President Bush vowed Thursday night to rebuild New Orleans and the rest of the Gulf Coast with "one of the largest reconstruction efforts the world has ever seen."
In a prime-time address televised from the French Quarter in New Orleans, the president mourned "a tragedy that seems so blind and random" while promising to help its victims with unprecedented federal assistance to secure homes, jobs, health care and schooling.
Although Bush cited no price tag, he committed the nation to a plan that officials and lawmakers believe could top $200 billion, about the cost of the Iraq war and reconstruction, and which promises to reorient government for the balance of the Bush presidency. It will create much larger deficits in the short term, siphon off money that would have been spent on other programs and shift the focus of the White House, Congress and many state governments for the indefinite future.

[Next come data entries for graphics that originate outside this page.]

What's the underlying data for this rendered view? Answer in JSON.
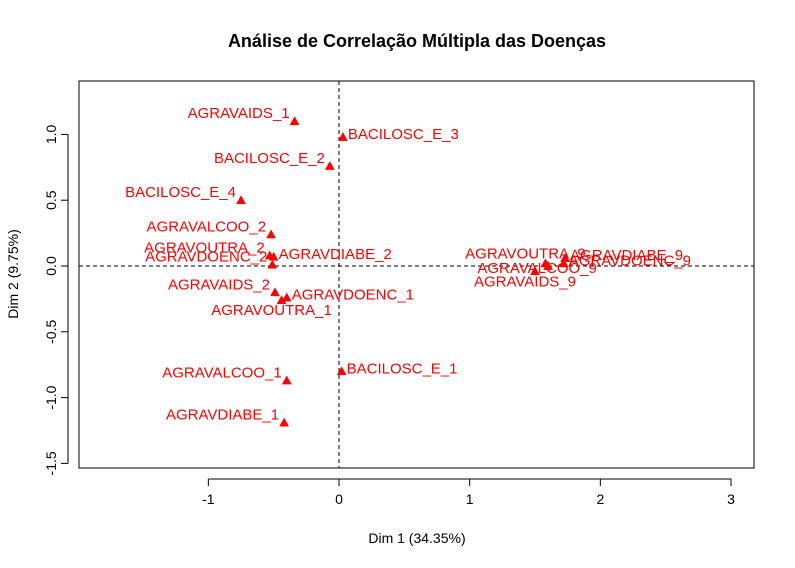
{
  "chart_data": {
    "type": "scatter",
    "title": "Análise de Correlação Múltipla das Doenças",
    "xlabel": "Dim 1 (34.35%)",
    "ylabel": "Dim 2 (9.75%)",
    "xlim": [
      -2,
      3.15
    ],
    "ylim": [
      -1.55,
      1.4
    ],
    "xticks": [
      -1,
      0,
      1,
      2,
      3
    ],
    "yticks": [
      -1.5,
      -1.0,
      -0.5,
      0.0,
      0.5,
      1.0
    ],
    "xtick_labels": [
      "-1",
      "0",
      "1",
      "2",
      "3"
    ],
    "ytick_labels": [
      "-1.5",
      "-1.0",
      "-0.5",
      "0.0",
      "0.5",
      "1.0"
    ],
    "reference_lines": {
      "x": 0,
      "y": 0,
      "style": "dashed"
    },
    "point_color": "#ff0000",
    "marker": "triangle",
    "grid": false,
    "points": [
      {
        "label": "AGRAVAIDS_1",
        "x": -0.34,
        "y": 1.1,
        "label_pos": "left"
      },
      {
        "label": "BACILOSC_E_3",
        "x": 0.03,
        "y": 0.98,
        "label_pos": "right"
      },
      {
        "label": "BACILOSC_E_2",
        "x": -0.07,
        "y": 0.76,
        "label_pos": "left"
      },
      {
        "label": "BACILOSC_E_4",
        "x": -0.75,
        "y": 0.5,
        "label_pos": "left"
      },
      {
        "label": "AGRAVALCOO_2",
        "x": -0.52,
        "y": 0.24,
        "label_pos": "left"
      },
      {
        "label": "AGRAVOUTRA_2",
        "x": -0.53,
        "y": 0.08,
        "label_pos": "left"
      },
      {
        "label": "AGRAVDIABE_2",
        "x": -0.5,
        "y": 0.07,
        "label_pos": "right"
      },
      {
        "label": "AGRAVDOENC_2",
        "x": -0.51,
        "y": 0.01,
        "label_pos": "left"
      },
      {
        "label": "AGRAVAIDS_2",
        "x": -0.49,
        "y": -0.2,
        "label_pos": "left"
      },
      {
        "label": "AGRAVDOENC_1",
        "x": -0.4,
        "y": -0.24,
        "label_pos": "right"
      },
      {
        "label": "AGRAVOUTRA_1",
        "x": -0.44,
        "y": -0.26,
        "label_pos": "bottom"
      },
      {
        "label": "BACILOSC_E_1",
        "x": 0.02,
        "y": -0.8,
        "label_pos": "right"
      },
      {
        "label": "AGRAVALCOO_1",
        "x": -0.4,
        "y": -0.87,
        "label_pos": "left"
      },
      {
        "label": "AGRAVDIABE_1",
        "x": -0.42,
        "y": -1.19,
        "label_pos": "left"
      },
      {
        "label": "AGRAVOUTRA_9",
        "x": 1.58,
        "y": 0.02,
        "label_pos": "top"
      },
      {
        "label": "AGRAVALCOO_9",
        "x": 1.6,
        "y": 0.0,
        "label_pos": "nudge"
      },
      {
        "label": "AGRAVAIDS_9",
        "x": 1.5,
        "y": -0.04,
        "label_pos": "bottom"
      },
      {
        "label": "AGRAVDIABE_9",
        "x": 1.73,
        "y": 0.06,
        "label_pos": "right"
      },
      {
        "label": "AGRAVDOENC_9",
        "x": 1.72,
        "y": 0.02,
        "label_pos": "right"
      }
    ]
  }
}
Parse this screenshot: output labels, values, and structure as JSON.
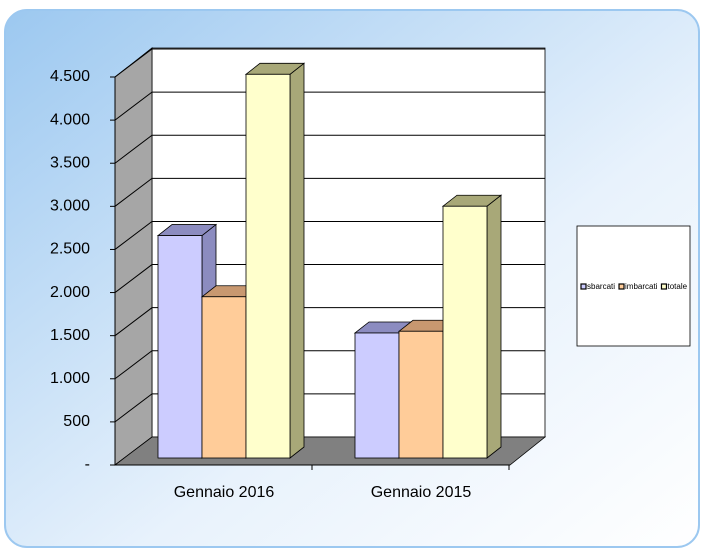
{
  "chart_data": {
    "type": "bar3d",
    "categories": [
      "Gennaio 2016",
      "Gennaio 2015"
    ],
    "series": [
      {
        "name": "sbarcati",
        "color": "#ccccff",
        "values": [
          2580,
          1450
        ]
      },
      {
        "name": "imbarcati",
        "color": "#ffcc99",
        "values": [
          1870,
          1470
        ]
      },
      {
        "name": "totale",
        "color": "#ffffcc",
        "values": [
          4450,
          2920
        ]
      }
    ],
    "ylim": [
      0,
      4500
    ],
    "yticks": [
      {
        "value": 0,
        "label": "-"
      },
      500,
      {
        "value": 1000,
        "label": "1.000"
      },
      {
        "value": 1500,
        "label": "1.500"
      },
      {
        "value": 2000,
        "label": "2.000"
      },
      {
        "value": 2500,
        "label": "2.500"
      },
      {
        "value": 3000,
        "label": "3.000"
      },
      {
        "value": 3500,
        "label": "3.500"
      },
      {
        "value": 4000,
        "label": "4.000"
      },
      {
        "value": 4500,
        "label": "4.500"
      }
    ],
    "grid": true,
    "legend": "right"
  }
}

Even as he embraced a massive spending program, Bush signaled that he would shape its contours with policy ideas long sought by conservative thinkers. He proposed creation of a "Gulf Opportunity Zone" that would grant new and existing businesses tax breaks, loans and loan guarantees through 2007. And in documents released before the speech, Bush called for displaced families that send children to private schools, including religious ones, to be eligible for federal money.
Eighteen days after Katrina smashed through the levees, flooding New Orleans, killing hundreds and displacing more than 1 million, Bush endorsed most of the criticism of the government's stutter-start response and vowed to investigate and retool its emergency plans. But he seemed to embrace a Republican plan for a GOP-majority congressional inquiry rather than the independent commission sought by Democrats.